Tag Archives: Fallout

The Year of the DLC?

So my last informal ‘Year of the…’ post didn’t turn out so accurate, and this one could either herald a brave new frontier for gaming as retail goes down the toilet or turn out to be a damp squib that people aren’t really interested in, but I’m pretty confident that 2009 will, either way, be a big year for downloadable content.

Fable II has just had its first DLC package, Knothole Island, and I happily bought it because I was itching to play more of the game. The same thing is likely to happen later this month when Fallout 3 receives its first downloadable quest line, Operation Anchorage, and again with the other two to come in February and March, Left 4 Dead has more campaigns on the way, and of course GTA IV’s much-ballyhooed expansion, The Lost and Damned, is planned for next month.

It’s a big line-up for a traditionally slow period, cunningly placed to keep players from trading in last year’s games, and although map packs have been a fixture of this generation since the 360 launch, with the silly money being thrown around for exclusive DLC at the moment, could this be when the idea of DLC fulfils its promise? Continue reading The Year of the DLC?

Best of 2008 #1: Fallout 3

Fallout 3

I may have put Fallout 3 off to finish some of 2008’s other big games, but as we move into 2009 there’s only one of those games that I’m still playing.

Fallout 3 is a slow starter, taking a good hour of talking and being taught the basics before you even hit the Capital Wasteland. It’s far longer than the equivalent opening dungeon of Oblivion – that’s Fallout 3 without guns, or so I’ve heard – and when you eventually get kicked out of the relative safety and into the big wide world, it’s even more overwhelming. It was a good few hours before I even had sufficient money and ammo to even consider taking on human enemies.

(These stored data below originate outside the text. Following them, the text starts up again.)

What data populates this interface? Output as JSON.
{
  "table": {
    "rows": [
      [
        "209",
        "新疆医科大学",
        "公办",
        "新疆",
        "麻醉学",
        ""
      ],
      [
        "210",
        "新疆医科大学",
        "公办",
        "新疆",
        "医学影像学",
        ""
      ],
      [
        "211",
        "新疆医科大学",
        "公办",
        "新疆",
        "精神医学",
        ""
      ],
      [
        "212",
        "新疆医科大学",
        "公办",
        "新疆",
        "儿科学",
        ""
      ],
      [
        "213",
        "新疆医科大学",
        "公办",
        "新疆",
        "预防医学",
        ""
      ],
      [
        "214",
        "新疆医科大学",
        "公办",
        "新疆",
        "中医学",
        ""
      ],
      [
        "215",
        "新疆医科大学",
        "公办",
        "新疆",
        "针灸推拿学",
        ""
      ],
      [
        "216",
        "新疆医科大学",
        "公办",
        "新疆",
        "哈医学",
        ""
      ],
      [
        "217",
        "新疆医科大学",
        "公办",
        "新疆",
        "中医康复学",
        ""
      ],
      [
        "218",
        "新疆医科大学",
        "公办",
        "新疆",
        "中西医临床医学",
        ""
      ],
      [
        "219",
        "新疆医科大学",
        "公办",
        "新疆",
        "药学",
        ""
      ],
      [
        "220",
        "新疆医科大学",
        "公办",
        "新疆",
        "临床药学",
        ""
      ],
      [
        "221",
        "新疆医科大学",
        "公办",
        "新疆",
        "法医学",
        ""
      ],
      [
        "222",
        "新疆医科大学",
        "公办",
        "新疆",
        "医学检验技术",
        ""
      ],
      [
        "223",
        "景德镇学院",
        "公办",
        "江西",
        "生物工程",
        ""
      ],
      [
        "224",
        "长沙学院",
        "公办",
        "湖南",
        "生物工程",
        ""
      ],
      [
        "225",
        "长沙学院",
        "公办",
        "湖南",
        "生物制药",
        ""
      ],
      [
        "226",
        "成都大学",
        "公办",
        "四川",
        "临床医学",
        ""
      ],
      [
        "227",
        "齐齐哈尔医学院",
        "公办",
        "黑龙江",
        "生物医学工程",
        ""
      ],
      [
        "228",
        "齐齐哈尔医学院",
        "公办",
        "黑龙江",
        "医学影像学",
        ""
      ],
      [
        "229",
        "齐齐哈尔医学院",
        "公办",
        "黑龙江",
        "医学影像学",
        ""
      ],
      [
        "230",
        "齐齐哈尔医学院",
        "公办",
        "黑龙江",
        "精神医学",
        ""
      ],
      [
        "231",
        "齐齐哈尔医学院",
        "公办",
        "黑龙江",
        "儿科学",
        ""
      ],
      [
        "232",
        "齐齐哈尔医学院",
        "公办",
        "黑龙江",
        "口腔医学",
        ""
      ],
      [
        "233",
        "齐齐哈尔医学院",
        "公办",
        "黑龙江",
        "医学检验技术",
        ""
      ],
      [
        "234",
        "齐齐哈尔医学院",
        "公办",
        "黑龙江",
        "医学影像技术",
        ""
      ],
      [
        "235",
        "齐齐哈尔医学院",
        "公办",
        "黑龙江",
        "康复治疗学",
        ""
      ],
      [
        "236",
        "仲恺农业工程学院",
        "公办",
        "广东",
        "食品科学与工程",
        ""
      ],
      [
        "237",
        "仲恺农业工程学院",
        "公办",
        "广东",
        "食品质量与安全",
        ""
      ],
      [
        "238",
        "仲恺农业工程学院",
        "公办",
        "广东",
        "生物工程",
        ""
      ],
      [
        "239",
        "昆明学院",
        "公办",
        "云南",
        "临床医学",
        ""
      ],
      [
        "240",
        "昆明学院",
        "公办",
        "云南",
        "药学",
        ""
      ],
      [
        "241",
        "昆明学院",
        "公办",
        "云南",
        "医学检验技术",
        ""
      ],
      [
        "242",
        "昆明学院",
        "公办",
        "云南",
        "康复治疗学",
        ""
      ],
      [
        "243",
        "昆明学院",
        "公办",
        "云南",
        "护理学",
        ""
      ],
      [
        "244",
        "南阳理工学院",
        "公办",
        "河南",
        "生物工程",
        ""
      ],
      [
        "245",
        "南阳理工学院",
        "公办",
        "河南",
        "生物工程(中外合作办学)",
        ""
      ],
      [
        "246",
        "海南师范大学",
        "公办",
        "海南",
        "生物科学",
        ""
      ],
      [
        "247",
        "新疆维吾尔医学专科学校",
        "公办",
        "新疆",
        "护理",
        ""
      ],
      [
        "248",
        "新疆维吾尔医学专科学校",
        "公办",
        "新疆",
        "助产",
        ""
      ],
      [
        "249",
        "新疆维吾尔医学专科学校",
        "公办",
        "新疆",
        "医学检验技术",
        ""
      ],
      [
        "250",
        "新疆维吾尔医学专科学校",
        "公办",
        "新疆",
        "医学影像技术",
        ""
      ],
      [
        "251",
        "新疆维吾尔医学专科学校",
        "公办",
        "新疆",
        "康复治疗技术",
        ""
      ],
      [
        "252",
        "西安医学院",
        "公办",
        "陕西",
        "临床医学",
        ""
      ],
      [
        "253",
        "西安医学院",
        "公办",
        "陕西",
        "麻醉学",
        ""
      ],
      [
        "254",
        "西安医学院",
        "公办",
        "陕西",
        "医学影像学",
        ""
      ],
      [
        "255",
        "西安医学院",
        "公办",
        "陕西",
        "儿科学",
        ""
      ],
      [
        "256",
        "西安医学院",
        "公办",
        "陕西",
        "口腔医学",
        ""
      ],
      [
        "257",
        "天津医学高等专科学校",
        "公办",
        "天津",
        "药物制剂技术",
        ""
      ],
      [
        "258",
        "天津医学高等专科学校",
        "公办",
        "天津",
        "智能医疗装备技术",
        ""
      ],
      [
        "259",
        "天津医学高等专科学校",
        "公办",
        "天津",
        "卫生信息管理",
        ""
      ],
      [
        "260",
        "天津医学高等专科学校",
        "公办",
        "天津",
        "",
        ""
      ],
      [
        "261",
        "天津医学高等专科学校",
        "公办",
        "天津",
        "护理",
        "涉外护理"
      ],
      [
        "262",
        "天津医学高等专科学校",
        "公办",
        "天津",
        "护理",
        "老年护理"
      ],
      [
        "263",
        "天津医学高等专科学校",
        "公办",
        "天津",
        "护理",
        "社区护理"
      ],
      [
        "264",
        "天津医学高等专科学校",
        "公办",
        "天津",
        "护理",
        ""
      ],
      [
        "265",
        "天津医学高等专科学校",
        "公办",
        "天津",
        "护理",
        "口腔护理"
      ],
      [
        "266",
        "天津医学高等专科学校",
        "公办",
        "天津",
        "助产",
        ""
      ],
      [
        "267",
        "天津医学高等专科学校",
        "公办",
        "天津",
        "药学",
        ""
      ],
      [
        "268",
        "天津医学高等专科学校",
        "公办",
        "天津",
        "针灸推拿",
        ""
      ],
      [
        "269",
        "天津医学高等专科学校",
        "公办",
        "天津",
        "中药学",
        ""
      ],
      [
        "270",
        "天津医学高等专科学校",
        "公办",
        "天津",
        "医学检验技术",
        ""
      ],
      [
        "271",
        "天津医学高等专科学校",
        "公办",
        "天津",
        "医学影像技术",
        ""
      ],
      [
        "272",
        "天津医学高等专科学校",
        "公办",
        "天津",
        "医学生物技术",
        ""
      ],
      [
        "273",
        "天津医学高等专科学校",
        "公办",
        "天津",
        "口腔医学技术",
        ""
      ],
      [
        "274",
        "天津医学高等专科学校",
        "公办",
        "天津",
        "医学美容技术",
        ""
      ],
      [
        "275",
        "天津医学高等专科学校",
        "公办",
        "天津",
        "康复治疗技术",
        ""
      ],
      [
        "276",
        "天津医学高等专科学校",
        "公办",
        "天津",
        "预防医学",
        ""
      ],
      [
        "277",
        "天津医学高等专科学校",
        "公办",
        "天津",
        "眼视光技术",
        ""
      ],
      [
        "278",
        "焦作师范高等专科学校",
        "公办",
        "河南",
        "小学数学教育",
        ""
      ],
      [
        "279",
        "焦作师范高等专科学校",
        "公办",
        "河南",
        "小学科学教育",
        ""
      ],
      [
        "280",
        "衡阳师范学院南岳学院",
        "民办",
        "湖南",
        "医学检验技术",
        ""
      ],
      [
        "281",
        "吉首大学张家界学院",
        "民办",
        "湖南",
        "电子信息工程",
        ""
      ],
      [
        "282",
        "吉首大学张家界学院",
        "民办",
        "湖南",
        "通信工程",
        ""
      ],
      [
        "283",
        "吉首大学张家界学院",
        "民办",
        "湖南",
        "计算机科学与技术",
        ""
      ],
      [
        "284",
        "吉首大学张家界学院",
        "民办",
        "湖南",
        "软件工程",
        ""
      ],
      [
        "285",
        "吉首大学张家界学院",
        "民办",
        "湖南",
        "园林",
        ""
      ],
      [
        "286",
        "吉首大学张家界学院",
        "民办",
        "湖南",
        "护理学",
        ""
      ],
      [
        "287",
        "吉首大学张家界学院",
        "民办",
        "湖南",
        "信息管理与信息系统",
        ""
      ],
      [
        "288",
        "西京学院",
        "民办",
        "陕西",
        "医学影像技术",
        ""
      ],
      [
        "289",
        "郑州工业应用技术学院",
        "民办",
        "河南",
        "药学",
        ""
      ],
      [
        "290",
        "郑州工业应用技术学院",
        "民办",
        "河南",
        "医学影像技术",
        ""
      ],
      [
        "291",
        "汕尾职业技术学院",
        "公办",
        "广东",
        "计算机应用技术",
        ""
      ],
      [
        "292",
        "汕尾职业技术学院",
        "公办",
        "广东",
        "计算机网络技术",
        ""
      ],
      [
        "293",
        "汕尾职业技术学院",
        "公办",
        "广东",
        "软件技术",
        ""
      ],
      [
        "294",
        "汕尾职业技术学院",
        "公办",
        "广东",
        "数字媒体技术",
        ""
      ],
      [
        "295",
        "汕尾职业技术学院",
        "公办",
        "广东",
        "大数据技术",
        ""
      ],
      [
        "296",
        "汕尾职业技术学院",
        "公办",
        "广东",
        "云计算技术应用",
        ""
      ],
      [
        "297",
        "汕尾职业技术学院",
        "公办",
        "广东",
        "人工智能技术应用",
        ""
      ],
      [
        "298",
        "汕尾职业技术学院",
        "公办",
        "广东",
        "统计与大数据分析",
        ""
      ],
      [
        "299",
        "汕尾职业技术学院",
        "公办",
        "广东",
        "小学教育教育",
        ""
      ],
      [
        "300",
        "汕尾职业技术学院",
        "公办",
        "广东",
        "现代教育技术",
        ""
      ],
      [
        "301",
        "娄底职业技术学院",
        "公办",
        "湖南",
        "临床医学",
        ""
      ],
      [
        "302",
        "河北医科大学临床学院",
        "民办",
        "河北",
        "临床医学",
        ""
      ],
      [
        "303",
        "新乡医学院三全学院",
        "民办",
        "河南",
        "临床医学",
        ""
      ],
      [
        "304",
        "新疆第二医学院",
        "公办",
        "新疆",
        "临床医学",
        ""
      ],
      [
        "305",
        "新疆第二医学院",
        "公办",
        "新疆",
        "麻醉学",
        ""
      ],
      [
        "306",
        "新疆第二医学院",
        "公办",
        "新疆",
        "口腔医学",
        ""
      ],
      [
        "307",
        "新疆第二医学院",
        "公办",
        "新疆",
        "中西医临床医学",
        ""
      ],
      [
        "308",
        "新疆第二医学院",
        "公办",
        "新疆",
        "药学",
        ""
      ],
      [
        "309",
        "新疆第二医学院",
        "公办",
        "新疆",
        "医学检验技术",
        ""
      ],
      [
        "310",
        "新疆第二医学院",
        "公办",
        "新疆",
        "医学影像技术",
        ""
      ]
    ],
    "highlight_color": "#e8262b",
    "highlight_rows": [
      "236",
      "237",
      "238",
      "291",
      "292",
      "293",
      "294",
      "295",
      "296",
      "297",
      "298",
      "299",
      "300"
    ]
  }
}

But even during this crawl, I found myself intrigued by what I was finding, being tempted to explore beyond the safety of Megaton at the risk of running into mercenaries who could burn me into a pile of ash with weapons that I wouldn’t find for hours of play and giant scorpions that I’d have to dance around and hit with a baseball bat for five minutes each.

At the risk of going over the same stuff that I said about Fable II, I just fell in love with the world that Fallout 3 presents, albeit for different reasons. It’s bleak and depressing, but it’s also liberating and exciting, and I like playing an RPG where a new town might offer great loot but equally might lead to a massive gunfight. I like the implied stories, like the charred skeletons huddled on the bed in a bombed-out house, left over from when the bombs fell. I like the exhibits in the pre-war technology museum, showing off the utopian vision of life in a Vault that’s a bit more like the brochure than the reality.

But most of all, I just love playing this game. It’s buggy as hell and, being a Bethesda game, most characters are like talking to slightly creepy mannequins, but I found the story and setting – let’s face it: those are the things that keeps anyone going through the monotony of even the best RPGs – as interesting as it was in the original games. Oblivion with guns? Maybe, but Oblivion with slow-motion decapitations and a teddy bear launcher is more than good enough for me.